Research interests

In order to successfully navigate and survive the environment most animals must learn to modify their behavior according to past experiences. This process of learning is mediated by the brain, which controls not only how animals sense their surroundings but also how they respond to changes (both positive and negative). To orchestrate the many different functions of the brain, neurons rely on exquisite communication mechanisms via cellular junctions called synapses.

We are interested in understanding how synapses work, not only in physiological conditions but also in adverse or stressful environments. The brain is central in coordinating the response to stress, and at the same time, a very sensitive target when such response is not controlled. In fact, in humans stress is associated with the onset and exacerbation of a number of brain disorders, including anxiety, depression, drug addiction, post-traumatic stress disorder, and schizophrenia.

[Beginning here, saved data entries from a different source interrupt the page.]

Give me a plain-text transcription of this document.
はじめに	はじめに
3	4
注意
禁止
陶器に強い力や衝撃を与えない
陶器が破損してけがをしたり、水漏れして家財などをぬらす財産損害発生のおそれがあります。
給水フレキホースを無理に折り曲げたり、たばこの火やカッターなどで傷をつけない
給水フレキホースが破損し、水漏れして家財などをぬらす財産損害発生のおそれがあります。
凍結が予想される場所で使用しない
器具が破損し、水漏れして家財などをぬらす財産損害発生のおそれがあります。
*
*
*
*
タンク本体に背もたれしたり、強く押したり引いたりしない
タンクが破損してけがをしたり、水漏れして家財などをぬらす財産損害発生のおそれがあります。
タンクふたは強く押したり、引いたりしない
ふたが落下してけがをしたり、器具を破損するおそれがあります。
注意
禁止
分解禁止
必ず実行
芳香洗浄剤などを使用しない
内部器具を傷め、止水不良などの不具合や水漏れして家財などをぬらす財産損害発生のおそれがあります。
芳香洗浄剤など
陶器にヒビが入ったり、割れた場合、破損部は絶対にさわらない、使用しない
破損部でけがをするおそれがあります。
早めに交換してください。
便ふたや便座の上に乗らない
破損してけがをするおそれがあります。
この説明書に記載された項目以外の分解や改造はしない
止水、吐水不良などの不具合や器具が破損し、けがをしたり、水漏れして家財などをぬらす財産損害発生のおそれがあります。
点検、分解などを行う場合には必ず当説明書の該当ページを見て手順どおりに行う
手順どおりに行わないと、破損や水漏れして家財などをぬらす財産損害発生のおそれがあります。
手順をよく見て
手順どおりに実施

Current projects in the lab include:

  • Modulation of hippocampal function in conditions of chronic stress. The hippocampus is one of the brain regions directly involved in learning and memory formation. It is also one of the most sensitive areas to stress. We will study the effects of chronic and acute stress in specific hippocampal sub-fields using a combination of electrophysiology and behavioral analysis.
  • Neuropeptide Y (NPY) and resilience to stress. Amongst the many pathways involved in stress processing in the brain, NPY has emerged as a promising “resilience molecule” due to its robust anxiolytic, anti-epileptic and pro-neurogenesis properties. Moreover, NPY levels in specific brain regions, such as the hippocampus, are decreased by stressful conditions, yet the role of endogenously released NPY and the impact of stress-induced changes in NPY on hippocampal function are not clear.
  • Early life stress (ELS) and hippocampus. It is a well-documented fact that adverse conditions during early development can cause dramatic changes in the brain, however the precise mechanism involved are far from clear. We will use a known paradigm for early stress (limited nesting model) to fully characterize changes in hippocampal synaptic function and behavior in adult mice exposed to ELS. We are specially interested in social behavior.
  • Exercise-derived myokines (such as Irisin) and their effects on hippocampal function and possible anti-stress molecules. Irisin is a skeletal muscle-derived protein that exerts important functions in regulating metabolism and thermogenesis.  It is also released after physical activity, which is known for counteracting the effects of stress. We will use electrophysiology and behavioral analysis to investigate the effects of Irisin on hippocamapal function and as a stress resilience agent.
  • High Salt diet (HSD), gut microbiome, autoimmunity and autism spectrum disorder (ASD). There have been several reports associating parental HSD and autoimmunity. Other studies have found an increased incidence of ASD in children whose parents suffered from an autoimmune disease. Therefore, using our own mouse model of HSD, we will test the hypothesis that autoimmunity and gut microbiome alterations in the parental generation can result in behavioral changes associated with ASD-like behavior in the offspring.